Ги Мопассан - На воде
Несомненно, люди высшего света, прельщая и заманивая к себе романистов, поступают не более осмотрительно, чем торговец мукой, которому вздумалось бы разводить крыс в своем лабазе.
И тем не менее романисты в моде.
Итак, после того как хозяйка салона остановила свой выбор на писателе, которым она хочет завладеть, она начинает вести регулярную осаду, осыпая его похвалами, знаками внимания и милостями. Как вода капля за каплей пробивает самый твердый камень, так лесть с каждым словом точит нежное сердце писателя. И, едва заметив, что он тронут, взволнован, покорен этим неустанным восхвалением, она отгораживает его от всех, разрывает мало-помалу узы, которыми он связан вне ее дома, и исподволь приучает его бывать у нее, находить приятность у ее семейного очага. Чтобы крепче привязать его к своему салону, она подготовляет и обеспечивает ему успех, подает его в выгодном освещении, всячески превозносит перед старыми друзьями дома, оказывая ему почет и уважение, восхищаясь им без меры.
И, почувствовав себя кумиром, он водворяется в храме. Положение его, кстати сказать, весьма завидное, ибо другие женщины испытывают на нем все тончайшие средства обольщения, дабы вырвать его у той, которая его завоевала. Но если у него достанет ума, он не поддастся на заигрывания и просьбы, которыми его осаждают. И чем больше постоянства он выкажет, тем усерднее его будут любить, упрашивать, соблазнять. Упаси его бог откликнуться на зов этих сирен парижских салонов; он тотчас же потеряет три четверти своей цены, если будет пущен в обращение.
Очень скоро вокруг него образуется литературное направление, религиозная секта, которая признает его своим богом — единым богом, ибо ни одно истинное вероучение не допускает наличия нескольких божеств. В салоне собираются гости, чтобы видеть его, слышать, боготворить, как издалека к священным местам стекаются паломники. Будут завидовать ему, завидовать ей! Они говорят о литературе, как священнослужители говорят о догмах, мудро и торжественно; все внимают его и ее словам, и гости покидают литературный салон с таким чувством, словно они прослушали мессу в соборе.

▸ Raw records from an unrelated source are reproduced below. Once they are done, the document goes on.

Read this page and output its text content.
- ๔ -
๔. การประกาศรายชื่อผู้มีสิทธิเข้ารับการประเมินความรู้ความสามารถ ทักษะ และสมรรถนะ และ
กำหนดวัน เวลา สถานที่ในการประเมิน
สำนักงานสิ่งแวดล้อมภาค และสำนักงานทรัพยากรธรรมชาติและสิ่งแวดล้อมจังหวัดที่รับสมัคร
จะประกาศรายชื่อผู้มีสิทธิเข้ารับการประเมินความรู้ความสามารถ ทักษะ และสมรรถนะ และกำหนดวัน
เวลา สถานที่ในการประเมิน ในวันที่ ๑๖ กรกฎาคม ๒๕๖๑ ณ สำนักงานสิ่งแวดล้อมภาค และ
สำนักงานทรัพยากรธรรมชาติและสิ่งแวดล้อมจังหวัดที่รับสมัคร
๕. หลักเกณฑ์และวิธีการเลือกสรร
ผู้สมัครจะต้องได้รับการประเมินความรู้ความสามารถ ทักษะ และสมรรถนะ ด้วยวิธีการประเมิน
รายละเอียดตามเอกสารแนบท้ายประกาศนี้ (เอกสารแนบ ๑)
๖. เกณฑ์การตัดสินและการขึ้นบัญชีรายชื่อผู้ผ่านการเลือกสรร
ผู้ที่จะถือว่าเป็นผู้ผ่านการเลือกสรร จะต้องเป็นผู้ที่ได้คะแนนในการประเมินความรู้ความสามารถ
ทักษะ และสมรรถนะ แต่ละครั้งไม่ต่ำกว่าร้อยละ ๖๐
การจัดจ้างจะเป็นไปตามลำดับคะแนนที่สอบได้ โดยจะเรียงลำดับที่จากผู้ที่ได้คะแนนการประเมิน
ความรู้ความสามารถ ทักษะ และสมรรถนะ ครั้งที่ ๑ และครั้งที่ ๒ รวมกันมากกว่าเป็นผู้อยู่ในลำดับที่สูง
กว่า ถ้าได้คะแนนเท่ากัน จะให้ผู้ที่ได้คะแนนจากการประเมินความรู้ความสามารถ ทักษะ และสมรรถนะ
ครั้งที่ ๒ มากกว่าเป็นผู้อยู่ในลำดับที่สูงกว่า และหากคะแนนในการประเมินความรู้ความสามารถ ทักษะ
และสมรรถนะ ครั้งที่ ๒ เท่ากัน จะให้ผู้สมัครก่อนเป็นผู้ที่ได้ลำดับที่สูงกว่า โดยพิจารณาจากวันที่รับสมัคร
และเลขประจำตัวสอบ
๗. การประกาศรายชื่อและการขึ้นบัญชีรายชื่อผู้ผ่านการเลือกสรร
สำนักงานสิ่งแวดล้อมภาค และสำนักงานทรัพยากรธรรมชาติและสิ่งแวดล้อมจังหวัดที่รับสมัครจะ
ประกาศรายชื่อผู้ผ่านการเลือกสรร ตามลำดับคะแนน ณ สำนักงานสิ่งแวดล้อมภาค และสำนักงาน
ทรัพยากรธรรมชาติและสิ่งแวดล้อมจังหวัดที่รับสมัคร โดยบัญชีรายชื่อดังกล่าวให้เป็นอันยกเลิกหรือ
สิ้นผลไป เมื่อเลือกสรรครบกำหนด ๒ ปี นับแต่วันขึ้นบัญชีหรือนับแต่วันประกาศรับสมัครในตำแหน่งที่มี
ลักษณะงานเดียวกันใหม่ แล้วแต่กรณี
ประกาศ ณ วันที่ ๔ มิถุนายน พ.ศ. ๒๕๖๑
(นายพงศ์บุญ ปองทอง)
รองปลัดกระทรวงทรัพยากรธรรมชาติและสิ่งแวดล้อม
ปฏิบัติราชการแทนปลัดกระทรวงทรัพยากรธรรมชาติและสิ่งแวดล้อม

Есть спрос, хотя и не такой большой, и на особ помельче: так, например, генералы, которыми пренебрегает большой свет, где они расцениваются чуть повыше депутатов, еще первенствуют в мещанских семьях. За депутатами ухаживают, только пока длится очередной политический кризис. Во времена затишья их лишь изредка приглашают к обеду. Есть любители, которые предпочитают ученых, о вкусах не спорят, и даже начальник канцелярии — предмет почитания для обитателей шестого этажа. Но они не ездят в Канн. Даже зажиточные буржуа имеют там лишь двух-трех робких представителей.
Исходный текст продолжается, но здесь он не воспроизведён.